Abdulrahman al-Saleh, Director General of the Dubai Department of Finance, did not discuss the size or timing of any new bond or give other details, and government officials were not available to confirm his comments.
The newspaper did not provide verbatim quotes from the interview and appeared to be paraphrasing Saleh’s remarks.
Saleh told Dubai TV in an interview: ”In the past, we issued bonds to support the government’s financial strategy and finance infrastructure projects.
“In the coming period, we also have plans that need financial support in the airline industry, we have expansion plans for Dubai Airport and Al Maktoum (airport), and there is a need to refinance debt when it matures.”
Saleh also told Dubai TV: “I confirm that we are under no pressure to issue bonds for emergency situations.”
Unrated Dubai last sold sovereign debt in April this year - a $1.25 billion, two-tranche Islamic bond aimed at covering its budget deficit and refinancing debt.
Dubai’s budget deficit narrowed sharply to 3.7 billion dirhams last year, helped by higher oil revenue and lower spending on development projects, a sovereign bond prospectus produced by the emirate in April showed.
Gulf bonds have rallied strongly in the secondary market this year because of downward pressure on global interest rates; Dubai names have led the rally as the emirate has made progress in resolving its corporate debt problems.
This has raised expectations that regional borrowers could take advantage of the favourable conditions by issuing debt in the near future.
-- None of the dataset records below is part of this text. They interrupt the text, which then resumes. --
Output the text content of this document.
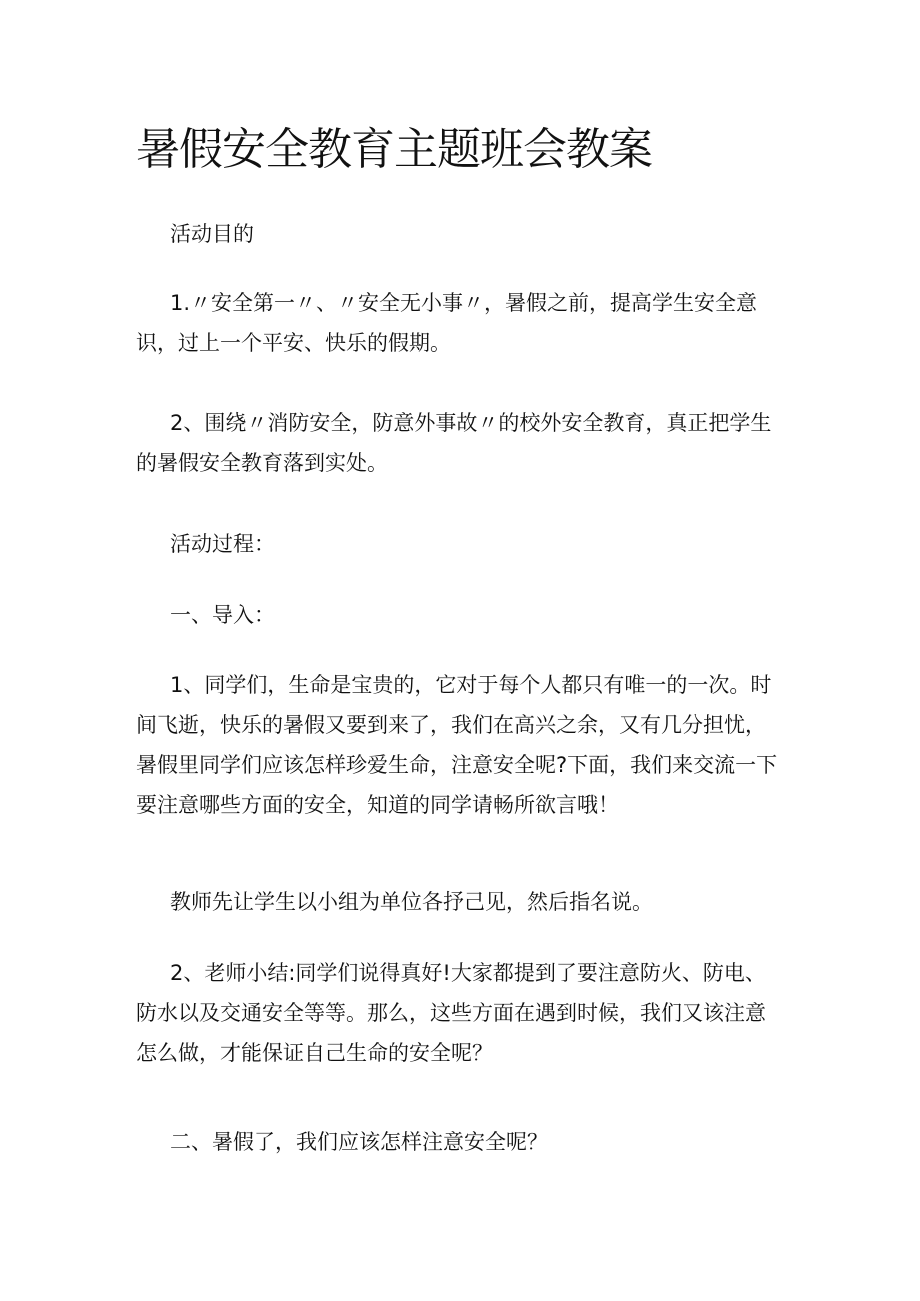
暑假安全教育主题班会教案

活动目的

1.〃安全第一〃、〃安全无小事〃，暑假之前，提高学生安全意识，过上一个平安、快乐的假期。

2、围绕〃消防安全，防意外事故〃的校外安全教育，真正把学生的暑假安全教育落到实处。

活动过程：

一、导入：

1、同学们，生命是宝贵的，它对于每个人都只有唯一的一次。时间飞逝，快乐的暑假又要到来了，我们在高兴之余，又有几分担忧，暑假里同学们应该怎样珍爱生命，注意安全呢?下面，我们来交流一下要注意哪些方面的安全，知道的同学请畅所欲言哦！

教师先让学生以小组为单位各抒己见，然后指名说。

2、老师小结:同学们说得真好!大家都提到了要注意防火、防电、防水以及交通安全等等。那么，这些方面在遇到时候，我们又该注意怎么做，才能保证自己生命的安全呢？

二、暑假了，我们应该怎样注意安全呢？
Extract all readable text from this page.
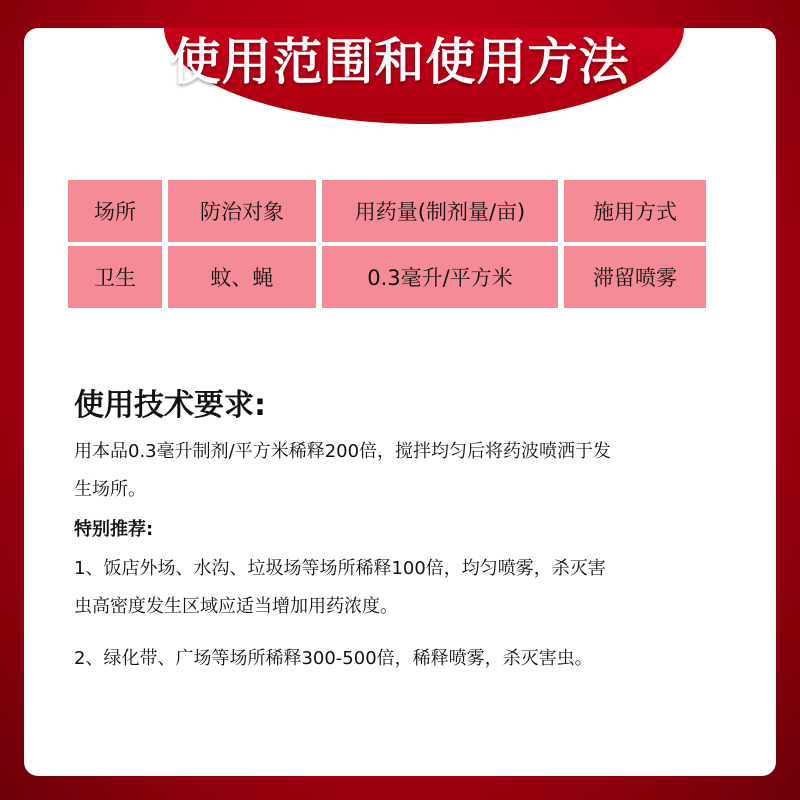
使用范围和使用方法
场所	防治对象	用药量(制剂量/亩)	施用方式
卫生	蚊、蝇	0.3毫升/平方米	滞留喷雾
使用技术要求:
用本品0.3毫升制剂/平方米稀释200倍，搅拌均匀后将药波喷洒于发
生场所。
特别推荐:
1、饭店外场、水沟、垃圾场等场所稀释100倍，均匀喷雾，杀灭害
虫高密度发生区域应适当增加用药浓度。
2、绿化带、广场等场所稀释300-500倍，稀释喷雾，杀灭害虫。
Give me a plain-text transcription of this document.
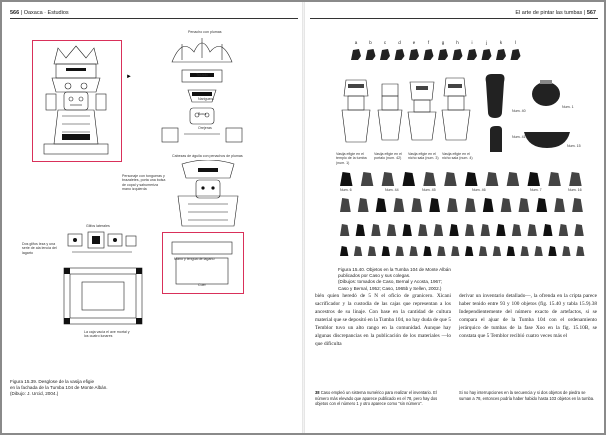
566 | Oaxaca · Estudios
►
Penacho con plumas
Tocado
Nariguera
Boca
Orejeras
Cabezas de águila con penachos de plumas
Personaje con tongueras y brazaletes, porta una bolsa de copal y sahumeriza mano izquierda
Mano y lengua de lagarto
Cuer
Glifos laterales
Dos glifos leza y una serie de ala lencia del lagarto
La caja vacía el ave mortal y los cuatro lunares
Figura 15.39. Desglose de la vasija efigie
en la fachada de la Tumba 104 de Monte Albán.
(Dibujo: J. Urcid, 2004.)
El arte de pintar las tumbas | 567
a	b	c	d	e	f	g	h	i	j	k	l
Vasija efigie en el templo de la tumba (num. 1)
Vasija efigie en el portalo (num. 42)
Vasija efigie en el nicho sala (num. 3)
Vasija efigie en el nicho sala (num. 4)
Num. 40
Num. 1
Num. 41
Num. 15
Num. 6	Num. 44	Num. 45	Num. 46	Num. 7	Num. 16
Figura 15.40. Objetos en la Tumba 104 de Monte Albán
publicados por Caso y sus colegas.
(Dibujos: tomados de Caso, Bernal y Acosta, 1967;
Caso y Bernal, 1952; Caso, 1965b y Sellen, 2002.)
bién quien heredó de 5 N el oficio de granicero. Xicani sacrificador y la custodia de las cajas que representan a los ancestros de su linaje. Con base en la cantidad de cultura material que se depositó en la Tumba 104, no hay duda de que 5 Temblor tuvo un alto rango en la comunidad. Aunque hay algunas discrepancias en la publicación de los materiales —lo que dificulta
derivar un inventario detallado—, la ofrenda en la cripta parece haber tenido entre 93 y 100 objetos (fig. 15.40 y tabla 15.9).38 Independientemente del número exacto de artefactos, si se compara el ajuar de la Tumba 104 con el ordenamiento jerárquico de tumbas de la fase Xoo en la fig. 15.10B, se constata que 5 Temblor recibió cuatro veces más el
38 Caso empleó un sistema numérico para realizar el inventario. El número más elevado que aparece publicado es el 78, pero hay dos objetos con el número 1 y otro aparece como "sin número".
Si no hay interrupciones en la secuencia y si dos objetos de piedra se suman a 78, entonces podría haber habido hasta 103 objetos en la tumba.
Dubai’s credit default swaps, which represent the cost of insuring against default, stood at 278 basis points on Monday, their lowest level since September 2008, Markit data showed. They tightened more than 15 bps on Wednesday, after the credit rating of state utility Dubai Electricity and Water Authority (DEWA) was raised to investment grade by Moody‘s.
The trade-driven economy of Dubai, one of seven United Arab Emirates, is showing positive signs based on growth rates in various sectors during the first half of 2012, Saleh was also quoted as saying by the newspaper.
The UAE central bank said this month that Dubai might achieve gross domestic product growth of 4 percent or more this year.
“The GDP growth is expected to reach 4 percent this year and next year, we expect it to be more than 4 percent,” Saleh told Dubai TV.
Dubai, which lacks the oil wealth of neighbouring Abu Dhabi, was hit hard by a $25 billion debt restructuring at its flagship conglomerate Dubai World in 2009-2010 after a real estate bubble burst. Restructuring at some other state-linked entities continues.